Let's Think Dot by Dot: Hidden Computation in Transformer Language Models (2404.15758v1)

Abstract: Chain-of-thought responses from LLMs improve performance across most benchmarks. However, it remains unclear to what extent these performance gains can be attributed to human-like task decomposition or simply the greater computation that additional tokens allow. We show that transformers can use meaningless filler tokens (e.g., '......') in place of a chain of thought to solve two hard algorithmic tasks they could not solve when responding without intermediate tokens. However, we find empirically that learning to use filler tokens is difficult and requires specific, dense supervision to converge. We also provide a theoretical characterization of the class of problems where filler tokens are useful in terms of the quantifier depth of a first-order formula. For problems satisfying this characterization, chain-of-thought tokens need not provide information about the intermediate computational steps involved in multi-token computations. In summary, our results show that additional tokens can provide computational benefits independent of token choice. The fact that intermediate tokens can act as filler tokens raises concerns about LLMs engaging in unauditable, hidden computations that are increasingly detached from the observed chain-of-thought tokens.

• The paper shows that filler tokens enable near-perfect performance on algorithmic tasks like 2SUM and 3SUM.
• The paper demonstrates that intermediate filler tokens facilitate hidden parallel computation, boosting performance as task complexity grows.
• The paper reveals that harnessing filler tokens requires dense, task-specific supervision to fully exploit transformers' computational potential.

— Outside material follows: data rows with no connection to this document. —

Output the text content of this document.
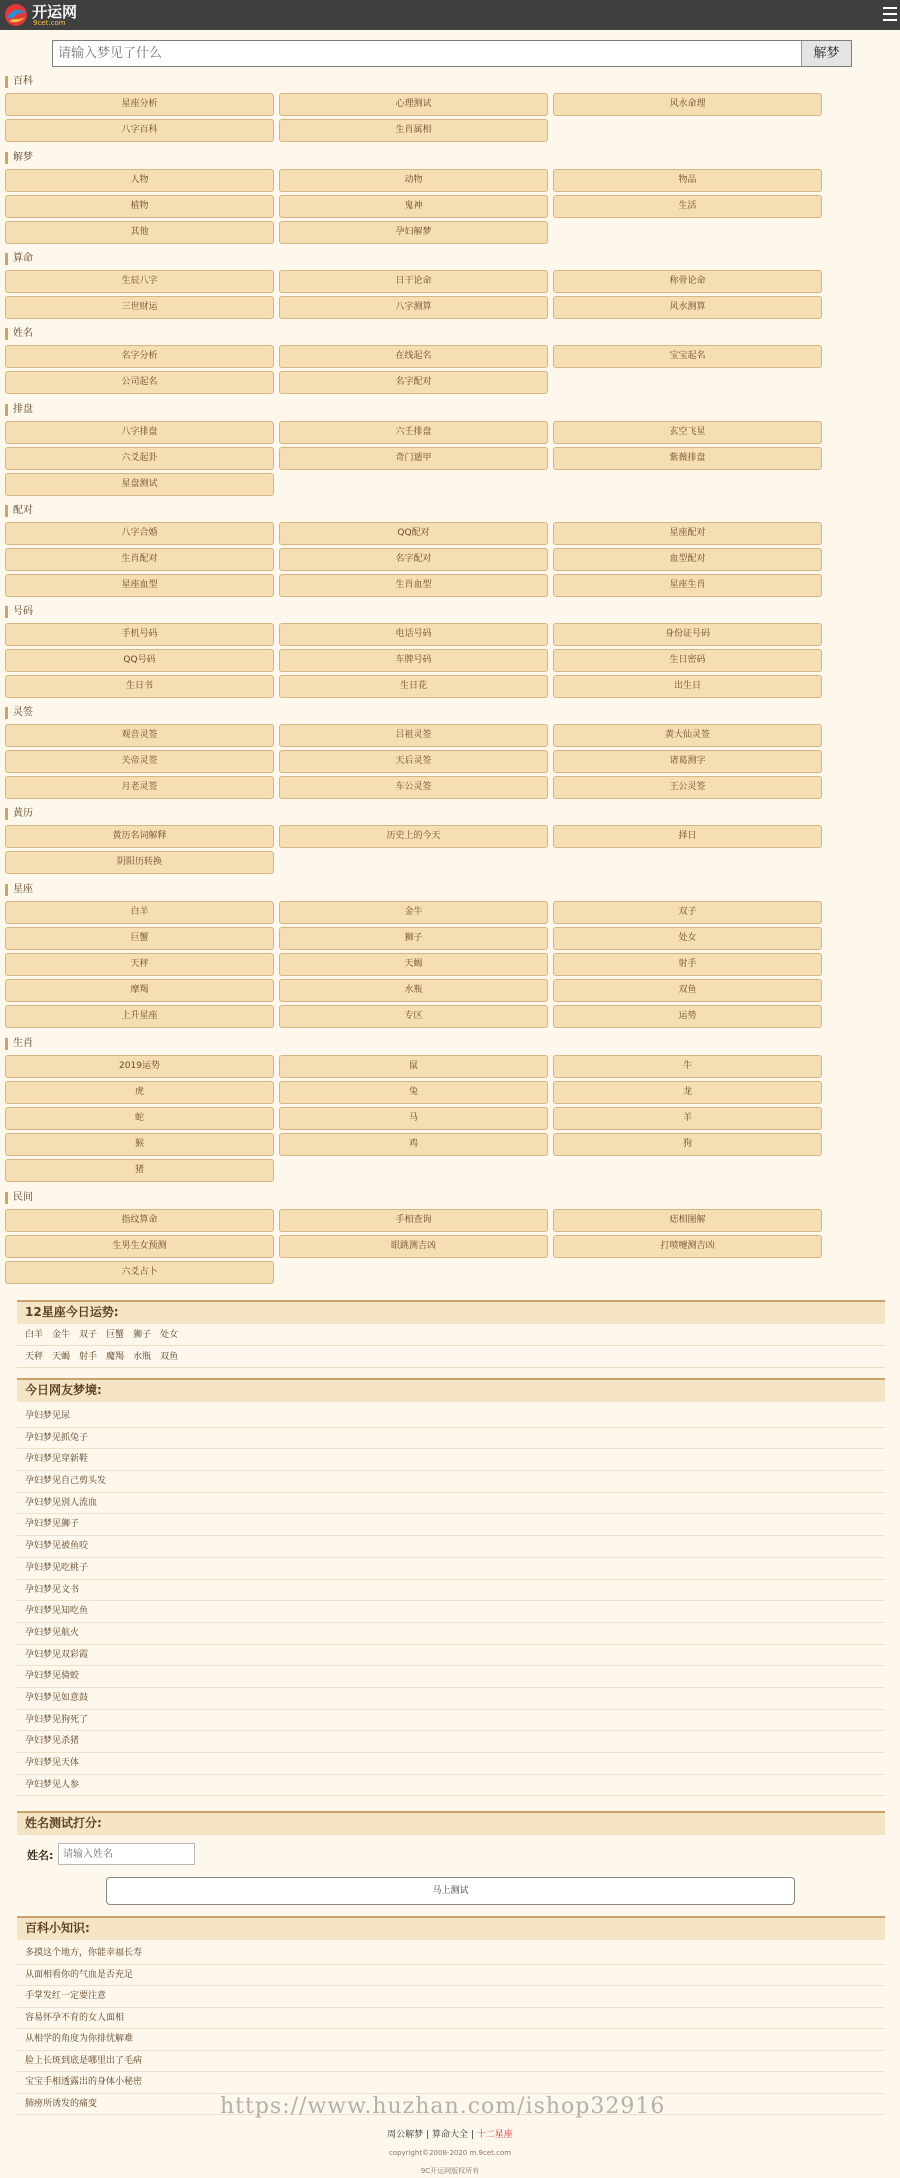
开运网
9cet.com
请输入梦见了什么
解梦
百科
星座分析	心理测试	风水命理
八字百科	生肖属相
解梦
人物	动物	物品
植物	鬼神	生活
其他	孕妇解梦
算命
生辰八字	日干论命	称骨论命
三世财运	八字测算	风水测算
姓名
名字分析	在线起名	宝宝起名
公司起名	名字配对
排盘
八字排盘	六壬排盘	玄空飞星
六爻起卦	奇门遁甲	紫薇排盘
星盘测试
配对
八字合婚	QQ配对	星座配对
生肖配对	名字配对	血型配对
星座血型	生肖血型	星座生肖
号码
手机号码	电话号码	身份证号码
QQ号码	车牌号码	生日密码
生日书	生日花	出生日
灵签
观音灵签	吕祖灵签	黄大仙灵签
关帝灵签	天后灵签	诸葛测字
月老灵签	车公灵签	王公灵签
黄历
黄历名词解释	历史上的今天	择日
阴阳历转换
星座
白羊	金牛	双子
巨蟹	狮子	处女
天秤	天蝎	射手
摩羯	水瓶	双鱼
上升星座	专区	运势
生肖
2019运势	鼠	牛
虎	兔	龙
蛇	马	羊
猴	鸡	狗
猪
民间
指纹算命	手相查询	痣相图解
生男生女预测	眼跳测吉凶	打喷嚏测吉凶
六爻占卜
12星座今日运势:
白羊 金牛 双子 巨蟹 狮子 处女
天秤 天蝎 射手 魔羯 水瓶 双鱼
今日网友梦境:
孕妇梦见尿
孕妇梦见抓兔子
孕妇梦见穿新鞋
孕妇梦见自己剪头发
孕妇梦见别人流血
孕妇梦见狮子
孕妇梦见被鱼咬
孕妇梦见吃桃子
孕妇梦见文书
孕妇梦见知吃鱼
孕妇梦见航火
孕妇梦见双彩霞
孕妇梦见骑蛟
孕妇梦见如意鼓
孕妇梦见狗死了
孕妇梦见杀猪
孕妇梦见天体
孕妇梦见人参
姓名测试打分:
姓名:
请输入姓名
马上测试
百科小知识:
多摸这个地方，你能幸福长寿
从面相看你的气血是否充足
手掌发红一定要注意
容易怀孕不育的女人面相
从相学的角度为你排忧解难
脸上长斑到底是哪里出了毛病
宝宝手相透露出的身体小秘密
肺痨所诱发的痛变	https://www.huzhan.com/ishop32916
周公解梦 | 算命大全 | 十二星座
copyright©2008-2020 m.9cet.com
9C开运网版权所有
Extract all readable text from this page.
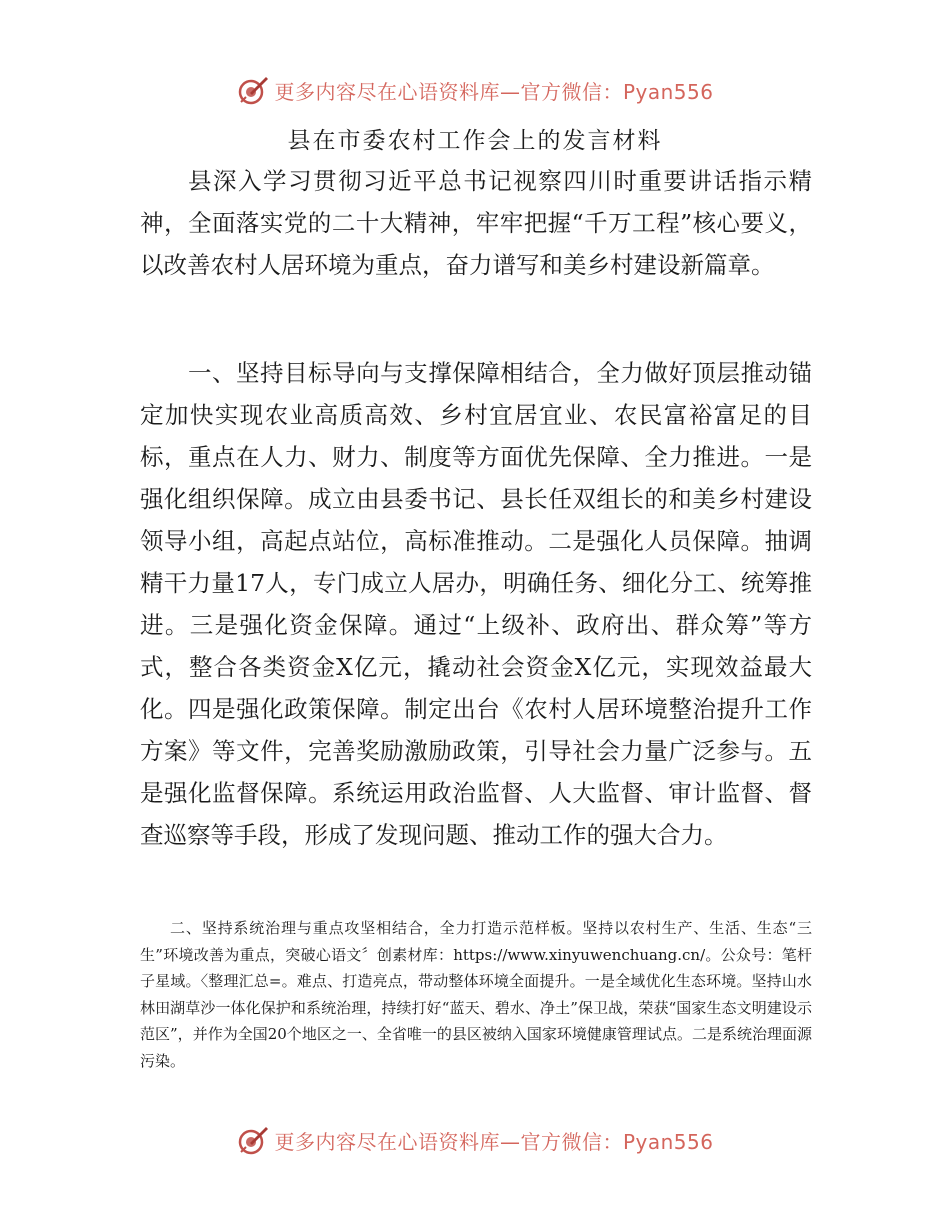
更多内容尽在心语资料库—官方微信：Pyan556
县在市委农村工作会上的发言材料

县深入学习贯彻习近平总书记视察四川时重要讲话指示精神，全面落实党的二十大精神，牢牢把握“千万工程”核心要义，以改善农村人居环境为重点，奋力谱写和美乡村建设新篇章。

一、坚持目标导向与支撑保障相结合，全力做好顶层推动锚定加快实现农业高质高效、乡村宜居宜业、农民富裕富足的目标，重点在人力、财力、制度等方面优先保障、全力推进。一是强化组织保障。成立由县委书记、县长任双组长的和美乡村建设领导小组，高起点站位，高标准推动。二是强化人员保障。抽调精干力量17人，专门成立人居办，明确任务、细化分工、统筹推进。三是强化资金保障。通过“上级补、政府出、群众筹”等方式，整合各类资金X亿元，撬动社会资金X亿元，实现效益最大化。四是强化政策保障。制定出台《农村人居环境整治提升工作方案》等文件，完善奖励激励政策，引导社会力量广泛参与。五是强化监督保障。系统运用政治监督、人大监督、审计监督、督查巡察等手段，形成了发现问题、推动工作的强大合力。

二、坚持系统治理与重点攻坚相结合，全力打造示范样板。坚持以农村生产、生活、生态“三生”环境改善为重点，突破心语文〞创素材库：https://www.xinyuwenchuang.cn/。公众号：笔杆子星域。〈整理汇总=。难点、打造亮点，带动整体环境全面提升。一是全域优化生态环境。坚持山水林田湖草沙一体化保护和系统治理，持续打好“蓝天、碧水、净土”保卫战，荣获“国家生态文明建设示范区”，并作为全国20个地区之一、全省唯一的县区被纳入国家环境健康管理试点。二是系统治理面源污染。

更多内容尽在心语资料库—官方微信：Pyan556
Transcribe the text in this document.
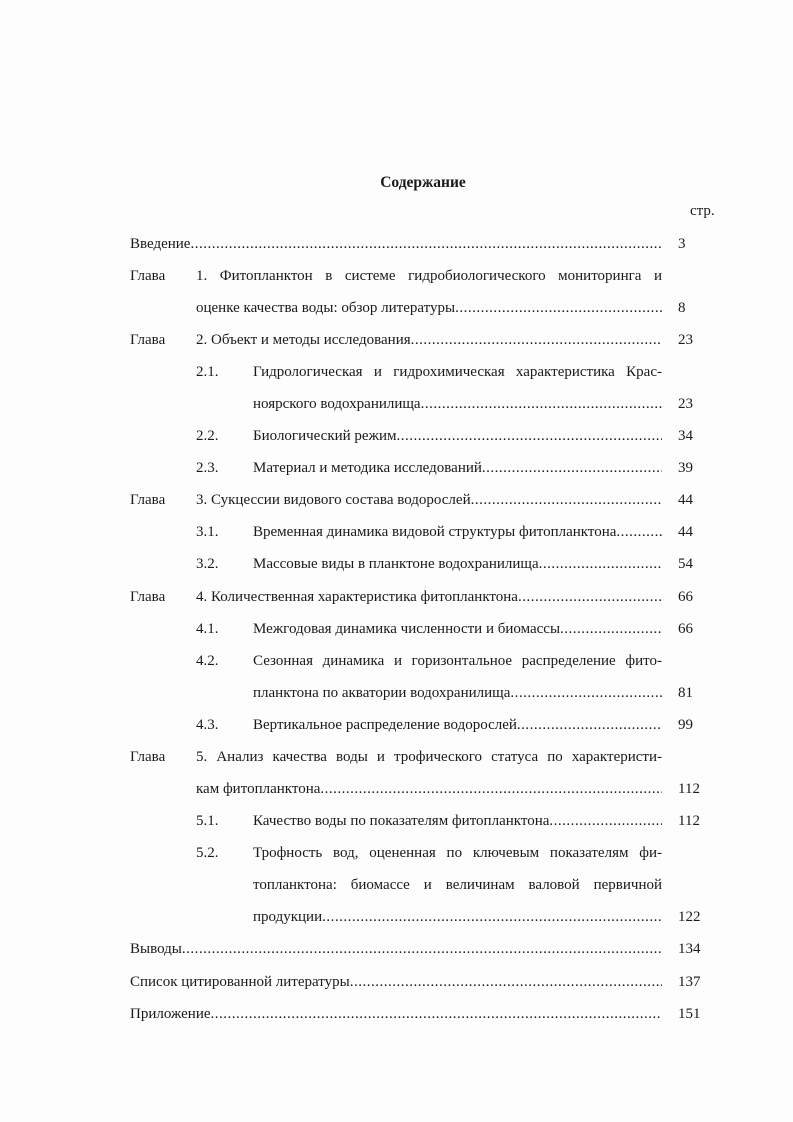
Содержание
стр.
Введение .....	3
Глава 1. Фитопланктон в системе гидробиологического мониторинга и
оценке качества воды: обзор литературы .....	8
Глава 2. Объект и методы исследования .....	23
2.1. Гидрологическая и гидрохимическая характеристика Крас-
ноярского водохранилища .....	23
2.2. Биологический режим .....	34
2.3. Материал и методика исследований .....	39
Глава 3. Сукцессии видового состава водорослей .....	44
3.1. Временная динамика видовой структуры фитопланктона .....	44
3.2. Массовые виды в планктоне водохранилища .....	54
Глава 4. Количественная характеристика фитопланктона .....	66
4.1. Межгодовая динамика численности и биомассы .....	66
4.2. Сезонная динамика и горизонтальное распределение фито-
планктона по акватории водохранилища .....	81
4.3. Вертикальное распределение водорослей .....	99
Глава 5. Анализ качества воды и трофического статуса по характеристи-
кам фитопланктона .....	112
5.1. Качество воды по показателям фитопланктона .....	112
5.2. Трофность вод, оцененная по ключевым показателям фи-
топланктона: биомассе и величинам валовой первичной
продукции .....	122
Выводы .....	134
Список цитированной литературы .....	137
Приложение .....	151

Unveiling the Computational Power of Intermediate Tokens in Transformers

Introduction

Traditional approaches to transformer-based LLMs generally employ direct answers or utilize chain-of-thought reasoning to solve complex tasks. Recent empirical findings highlight a discrepancy between chain-of-thought responses and the intermediate reasoning steps within transformers, raising questions about their actual computation process. This paper critically examines the performance of transformers when using meaningless filler tokens, such as sequences of dots ('.....'), compared to functional chain-of-thought tokens in task solutions. Surprisingly, it shows that transformers can achieve high accuracy on specific tasks with these filler tokens, suggesting a departure from conventional understanding of token utility in LLMs.

Main Findings

The paper presents significant insights into the use of filler tokens within transformer models. Here are the key findings:

1. Performance with Filler Tokens: Despite their lack of meaningful content, filler tokens enable transformers to solve complex algorithmic tasks like 2SUM and 3SUM with perfect or near-perfect accuracy under certain conditions. This contrasts sharply with the performance of these models when no intermediate tokens are provided.
2. Mechanism of Action: Through a precise experimental setup, it's shown that transformations performed over the filler tokens contain hidden computations. These computations are crucial for solving tasks that would otherwise exceed a transformer's capability when using a direct approach or standard chain-of-thought without parallelizable hints.
3. Scale and Complexity Dependencies: The benefit of filler tokens becomes more pronounced as the scale of the problem increases. Specifically, as task complexity increases (either through longer input length or higher dimensional data), the model with filler tokens consistently outperforms the model that directly answers the question.
4. Expressivity within Computational Limits: The expressive power of transformers using filler tokens remains within the circuit complexity class $TC^0$. Although filler tokens do not allow transformers to solve problems outside this class, they significantly enhance the model's power to address complex within-class problems by enabling parallelizable computation.
5. Learning from Dense Supervision: The findings also underscore the difficulty in training transformers to leverage filler tokens effectively. Dense, task-specific supervision is required, as models fail to learn adequately from filler tokens when only exposed to standard or adaptive chain-of-thought data.

Theoretical Implications

The use of non-informative or filler tokens pushes the boundary of what is considered utilizable computation in neural network-based models, particularly transformers. This observation raises theoretical questions about the limits of computation in such architectures and maps out an unforeseen route through which transformers can process information. Although these tokens do not contribute directly to the output, their management of the transformer's internal state is evidently sophisticated enough to influence the final task performance positively.

Future Directions

Given the surprising utility of filler tokens, future research should explore several avenues:

• Richer Task Structures: Investigate whether the benefits of filler tokens observed in mathematical tasks translate effectively to more complex and varied natural language processing tasks.
• Optimization and Learning: Develop learning algorithms and training regimes that can better harness the computational benefits of filler tokens without extensive supervision.
• Architectural Innovations: Examine if modifications to the transformer architecture could further capitalize on the hidden computational capabilities highlighted by filler tokens.
• Ethical and Transparency Considerations: Address the potential challenges that arise from using intermediate tokens whose computational contributions are not transparent, especially in high-stakes applications.

Conclusion

This paper provides robust empirical evidence and a theoretical framework that challenges the existing paradigms about intermediate token utility in transformers. The ability of transformers to utilize non-informative filler tokens to achieve high performance on complex tasks not only broadens our understanding of their computational capabilities but also sets the stage for innovative approaches to model design and deployment in AI systems.